Bereits in der ersten mündlichen Verhandlung machte der 1. Zivilsenat beim Obersten Bayerischen Landesgericht unter Vorsitz der Präsidentin Dr. Andrea Schmidt deutlich, dass der Senat die Klage der Verbraucherzentrale weitestgehend abweisen wird. Für 15 von insgesamt 19 Anträgen äußerte sich der Senat deutlich zu Gunsten der Sparkasse.
Das Gericht ließ keinen Zweifel daran, dass die Prämiensparverträge der Sparkasse Nürnberg nach 15 Jahren von der Sparkasse gekündigt werden dürfen, sobald die höchste Prämienstufe erreicht ist – und dies auch dann, wenn weitere Sparjahre mit einer gleichbleibend hohen Prämienzusage im Vertragsformular aufgeführt sind. Mit der kontinuierlich steigenden Prämienstaffel wird ein besonderer Sparanreiz gegeben, mit Erreichen der höchsten Prämienstufe lebt das Kündigungsrecht der Sparkasse auf. Die Senatsvorsitzende und Gerichtspräsidentin Dr. Schmidt machte deutlich, dass die Auslegung der Prämiensparverträge ein klares Ergebnis liefere und zeigte wenig Verständnis für die gegenteilige Auffassung des Oberlandesgerichts Nürnberg.

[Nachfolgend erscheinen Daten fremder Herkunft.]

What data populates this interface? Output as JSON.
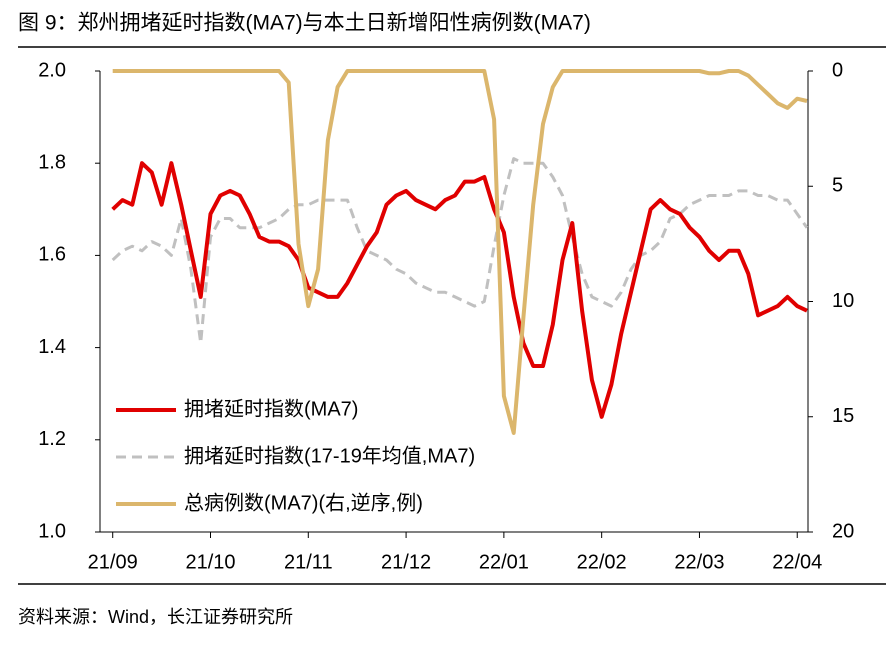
{
  "chart_data": {
    "type": "line",
    "title": "图 9：郑州拥堵延时指数(MA7)与本土日新增阳性病例数(MA7)",
    "source": "资料来源：Wind，长江证券研究所",
    "x": [
      0,
      0.1,
      0.2,
      0.3,
      0.4,
      0.5,
      0.6,
      0.7,
      0.8,
      0.9,
      1,
      1.1,
      1.2,
      1.3,
      1.4,
      1.5,
      1.6,
      1.7,
      1.8,
      1.9,
      2,
      2.1,
      2.2,
      2.3,
      2.4,
      2.5,
      2.6,
      2.7,
      2.8,
      2.9,
      3,
      3.1,
      3.2,
      3.3,
      3.4,
      3.5,
      3.6,
      3.7,
      3.8,
      3.9,
      4,
      4.1,
      4.2,
      4.3,
      4.4,
      4.5,
      4.6,
      4.7,
      4.8,
      4.9,
      5,
      5.1,
      5.2,
      5.3,
      5.4,
      5.5,
      5.6,
      5.7,
      5.8,
      5.9,
      6,
      6.1,
      6.2,
      6.3,
      6.4,
      6.5,
      6.6,
      6.7,
      6.8,
      6.9,
      7,
      7.1
    ],
    "xlim": [
      -0.13,
      7.11
    ],
    "xticks": [
      {
        "value": 0,
        "label": "21/09"
      },
      {
        "value": 1,
        "label": "21/10"
      },
      {
        "value": 2,
        "label": "21/11"
      },
      {
        "value": 3,
        "label": "21/12"
      },
      {
        "value": 4,
        "label": "22/01"
      },
      {
        "value": 5,
        "label": "22/02"
      },
      {
        "value": 6,
        "label": "22/03"
      },
      {
        "value": 7,
        "label": "22/04"
      }
    ],
    "ylim": [
      1.0,
      2.0
    ],
    "yticks": [
      {
        "value": 1,
        "label": "1.0"
      },
      {
        "value": 1.2,
        "label": "1.2"
      },
      {
        "value": 1.4,
        "label": "1.4"
      },
      {
        "value": 1.6,
        "label": "1.6"
      },
      {
        "value": 1.8,
        "label": "1.8"
      },
      {
        "value": 2,
        "label": "2.0"
      }
    ],
    "y2lim": [
      0,
      20
    ],
    "y2ticks": [
      0,
      5,
      10,
      15,
      20
    ],
    "y2_reversed": true,
    "series": [
      {
        "name": "拥堵延时指数(17-19年均值,MA7)",
        "color": "#c0c0c0",
        "dashed": true,
        "values": [
          1.59,
          1.61,
          1.62,
          1.61,
          1.63,
          1.62,
          1.6,
          1.68,
          1.57,
          1.41,
          1.64,
          1.68,
          1.68,
          1.66,
          1.66,
          1.66,
          1.67,
          1.68,
          1.7,
          1.71,
          1.71,
          1.72,
          1.72,
          1.72,
          1.72,
          1.66,
          1.61,
          1.6,
          1.59,
          1.57,
          1.56,
          1.54,
          1.53,
          1.52,
          1.52,
          1.51,
          1.5,
          1.49,
          1.5,
          1.62,
          1.73,
          1.81,
          1.8,
          1.8,
          1.8,
          1.77,
          1.73,
          1.64,
          1.56,
          1.51,
          1.5,
          1.49,
          1.52,
          1.57,
          1.6,
          1.61,
          1.63,
          1.68,
          1.69,
          1.71,
          1.72,
          1.73,
          1.73,
          1.73,
          1.74,
          1.74,
          1.73,
          1.73,
          1.72,
          1.72,
          1.69,
          1.66
        ]
      },
      {
        "name": "拥堵延时指数(MA7)",
        "color": "#e00000",
        "values": [
          1.7,
          1.72,
          1.71,
          1.8,
          1.78,
          1.71,
          1.8,
          1.71,
          1.61,
          1.51,
          1.69,
          1.73,
          1.74,
          1.73,
          1.69,
          1.64,
          1.63,
          1.63,
          1.62,
          1.59,
          1.53,
          1.52,
          1.51,
          1.51,
          1.54,
          1.58,
          1.62,
          1.65,
          1.71,
          1.73,
          1.74,
          1.72,
          1.71,
          1.7,
          1.72,
          1.73,
          1.76,
          1.76,
          1.77,
          1.7,
          1.65,
          1.51,
          1.41,
          1.36,
          1.36,
          1.45,
          1.59,
          1.67,
          1.48,
          1.33,
          1.25,
          1.32,
          1.43,
          1.52,
          1.61,
          1.7,
          1.72,
          1.7,
          1.69,
          1.66,
          1.64,
          1.61,
          1.59,
          1.61,
          1.61,
          1.56,
          1.47,
          1.48,
          1.49,
          1.51,
          1.49,
          1.48
        ]
      },
      {
        "name": "总病例数(MA7)(右,逆序,例)",
        "color": "#dbb66c",
        "axis": "y2",
        "values": [
          0,
          0,
          0,
          0,
          0,
          0,
          0,
          0,
          0,
          0,
          0,
          0,
          0,
          0,
          0,
          0,
          0,
          0,
          0.5,
          7.5,
          10.2,
          8.6,
          3.0,
          0.7,
          0,
          0,
          0,
          0,
          0,
          0,
          0,
          0,
          0,
          0,
          0,
          0,
          0,
          0,
          0,
          2.1,
          14.1,
          15.7,
          10.7,
          5.8,
          2.3,
          0.7,
          0,
          0,
          0,
          0,
          0,
          0,
          0,
          0,
          0,
          0,
          0,
          0,
          0,
          0,
          0,
          0.1,
          0.1,
          0,
          0,
          0.2,
          0.6,
          1.0,
          1.4,
          1.6,
          1.2,
          1.3
        ]
      }
    ]
  }
}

Auch bezüglich der Frage einer etwaigen Zinsnachzahlung wies der Senat in vielen Punkten die Wünsche der Verbraucherschützer zurück.
Die auch von der Verbraucherzentrale Bayern als Berechnungsgrundlage eingesetzte Referenzzinszeitreihe des Sachverständigenbüro Hink & Fischer entspreche eindeutig den Vorgaben des Bundesgerichtshofs nicht. Es handele sich weder um eine von neutraler Stelle ermittelte Referenzzinszeitreihe, noch um einen von der Deutschen Bundesbank veröffentlichten Referenzzinssatz.
Ob der von der Sparkasse Nürnberg zugrunde gelegte Referenzzins den Vorgaben des Senats entspricht, wird in der zweiten Jahreshälfte ein noch vom Senat einzusetzender Sachverständiger prüfen.
Der Senat ließ bereits erkennen, dass er – anders als von der Verbraucherzentrale Bayern gewünscht – nicht eine Referenzzinszeitreihe mit sogenannten geltenden Durchschnittszinssätzen für angemessen erachtet, sondern die von der Deutschen Bundesbank ermittelten Monatswerte maßgeblich sein werden – wie dies von uns auch in allen Individualprozessen vertreten wird.
Anders als dies der BGH in seinen letzten Gerichtsentscheidungen gesehen hat, hält der 1. Zivilsenat beim Bayerischen Obersten Landesgericht den „absoluten Abstand“ zwischen Vertragszins und Referenzzins für einzig richtig und maßgeblich. Die Senatsvorsitzende und Gerichtspräsidentin erläuterte, dass der Senat die Begründung des BGH für zu kurz gegriffen halte und nicht überzeuge. Bereits in der mündlichen Verhandlung referierte die Senatsvorsitzende und Gerichtspräsidentin anhand von fünf Argumenten, warum einzig der absolute Abstand, der von Anfang an von der Sparkasse angewandt wurde, richtig sei. Die Wahl des absoluten Abstandes zwischen Referenzzins und Vertragszins sei interessengerecht und benachteilige weder die Sparkasse, noch die Verbraucher. Denn in Zeiten (zukünftig) steigender Zinsen sei der relative Abstand für den Kunden nachteilig, während der absolute Abstand einen beiderseits fairen Zinsverlauf bewirke.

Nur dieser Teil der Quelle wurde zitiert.